Myth of meritocracy casts Australia in a new light

Tim Costello ponders Isabel Wilkerson's recent book Caste and asks: to what extent is Australia a caste-based society?

“The hierarchy of caste is not about feelings or morality. It is about power – which groups have it and which do not.”

New York Times journalist Isabel Wilkerson’s assessment of US culture is a devastating critique of the land of the free. Her 2020 book, Caste: The Lies That Divide Us suggests that actually, America is not one of the finest examples of a meritocracy – despite its innovation and excellence – based simply on equal worth and the free selling of your skills, but it is much more like a caste system.

Wilkerson examines caste in India and draws the parallels. She examines how Hitler drew on the Jim Crow laws in the US to construct his Nuremberg laws in 1934, and was incensed that America retained a stellar reputation as a democracy when Jim Crow was so harsh.

Caste is an embedded hierarchy of privilege that assumes different worth for humans. Casteism is when actions or structures put someone in a defined ranking and keep them in their place by elevating or denigrating them on the basis of their perceived category.

So what about Australia? Surely we couldn’t be accused of the same? I think there are at least three aspects of our culture that might make us nervous if Wilkerson were ever to put us under the microscope: race, gender and class.

Caste and race are often intertwined in the US, and Australia can’t hold its head up high when it comes to Indigenous disadvantage.

Image by Kon Karampelas, Pexel.

Australia is the only developed nation without a treaty with its Indigenous people, and constitutional recognition of both treaty and a voice for an Indigenous advisory panel to government is proving too difficult still. All Indigenous people effectively became subjects of King George III in 1788 with the raising of the British flag in Sydney Cove. This meant many not just lost their sovereignty and land but effectively became potential criminals in their own country. This is still reflected in Indigenous incarceration rates which are a terrible stain on our nation.

Of course, the caste system relating to gender has seen blokes benefit in the pay gaps, and in politics, in entrenched male privilege and most recently in a budget that was so unfriendly to women. Why are carers who are mainly women paid at such a lowly rate? Is it a caste notion that deprecates caring? Surely we can do better in this regard. Recent events tell us we might be finally approaching a tipping point on gender and the need to address structural change.

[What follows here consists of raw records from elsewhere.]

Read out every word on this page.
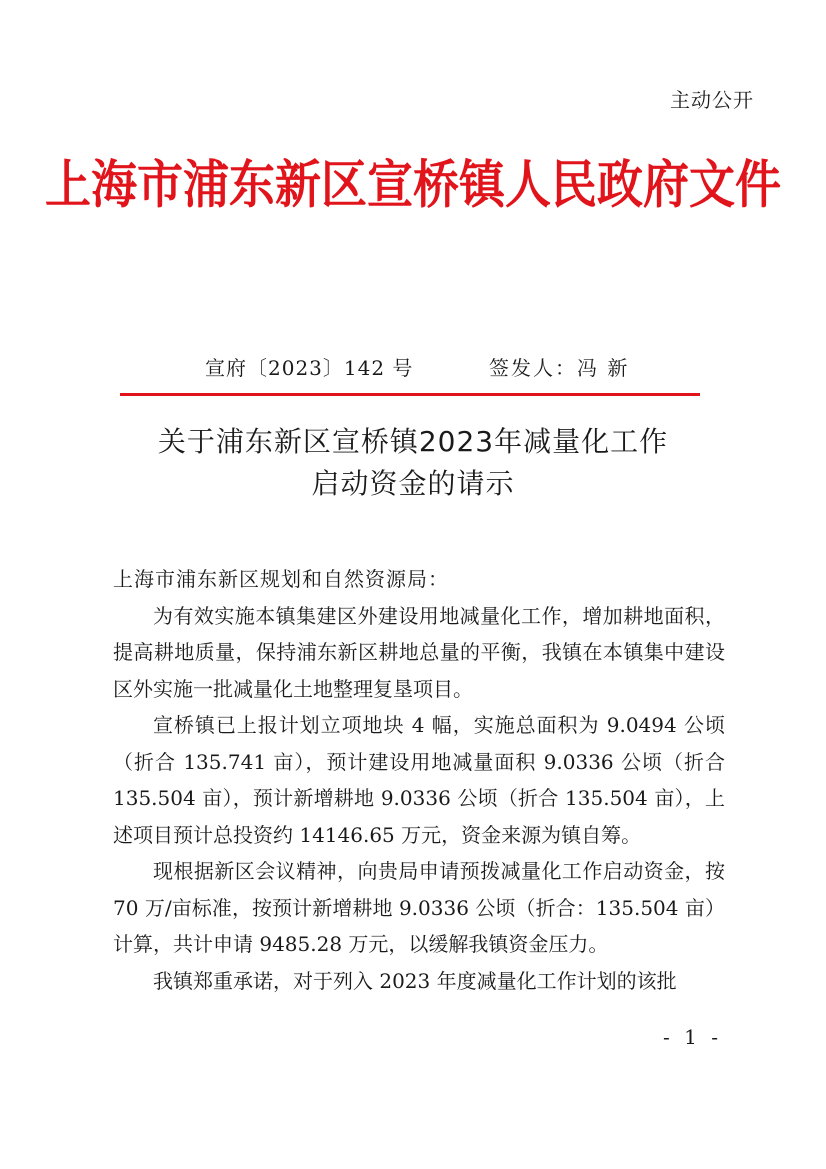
主动公开
上海市浦东新区宣桥镇人民政府文件
宣府〔2023〕142 号	签发人：冯 新
关于浦东新区宣桥镇2023年减量化工作
启动资金的请示

上海市浦东新区规划和自然资源局：

为有效实施本镇集建区外建设用地减量化工作，增加耕地面积，提高耕地质量，保持浦东新区耕地总量的平衡，我镇在本镇集中建设区外实施一批减量化土地整理复垦项目。

宣桥镇已上报计划立项地块 4 幅，实施总面积为 9.0494 公顷（折合 135.741 亩），预计建设用地减量面积 9.0336 公顷（折合 135.504 亩），预计新增耕地 9.0336 公顷（折合 135.504 亩），上述项目预计总投资约 14146.65 万元，资金来源为镇自筹。

现根据新区会议精神，向贵局申请预拨减量化工作启动资金，按 70 万/亩标准，按预计新增耕地 9.0336 公顷（折合：135.504 亩）计算，共计申请 9485.28 万元，以缓解我镇资金压力。

我镇郑重承诺，对于列入 2023 年度减量化工作计划的该批

- 1 -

What class and privilege? I first worked as a lawyer in the late ’70s and I was struck by the caste lines between professionals and administrative staff. Of course, those ‘born’ to the lower caste did the serving, menial work and the cleaning up in the kitchen. This was not expected of the professionals. Yes, the administrative staff were typically women and the professionals typically men. It might have been justified in terms of merit and education or in pure commercial terms that male professional time was more billable, but it screamed loud messages about worth.

The great power of caste is how it deals in shame and honour and rewards you or puts you back in your place.

The patterns start early. I realised this with a jolt recently watching ABC’s Australian Story on human rights lawyer Jennifer Robinson, who is supporting scholarships for kids like herself from public schools. No one in her country state school knew a lawyer or expected to become one – Robinson had to surmount that. I went to an all-male private school and the expectations for me and my peers were totally different. I admit to feeling not quite a Brahmin at school as my father was a teacher there and we knew we were not paying full fees. But neither was I a Dalit/untouchable. And after law school, the ‘old school tie’ came in extremely useful for landing Articles. Asking which school I attended was the first question in interviews.

The great power of caste is how it deals in shame and honour and rewards you or puts you back in your place.

Two thousand years ago the question of worth and equality was addressed by St Paul. Despite pride in his own Jewish pedigree he wrote powerfully about universal human dignity … “there is no Jew nor Gentile, slave nor free, male nor female”, he wrote. All equally carry the image of God and all are equally loved and have standing in God’s world. No one is born to a defined category or to be a servant and to meekly accept their place. Here was a first-century demolition job done on caste.

But such revolutionary notions from Jesus and the Apostle Paul were ignored by even the Church and muted by the need to maintain a hierarchy. It produced a blindness even in the most principled and noble like Thomas Jefferson, who wrote that all men are born equal and free, yet even as he penned that Constitutional preamble, he himself owned 600 slaves. Such soaring insight and such impenetrable blindness to caste.

Tim Costello is a senior fellow at the Centre for Public Christianity.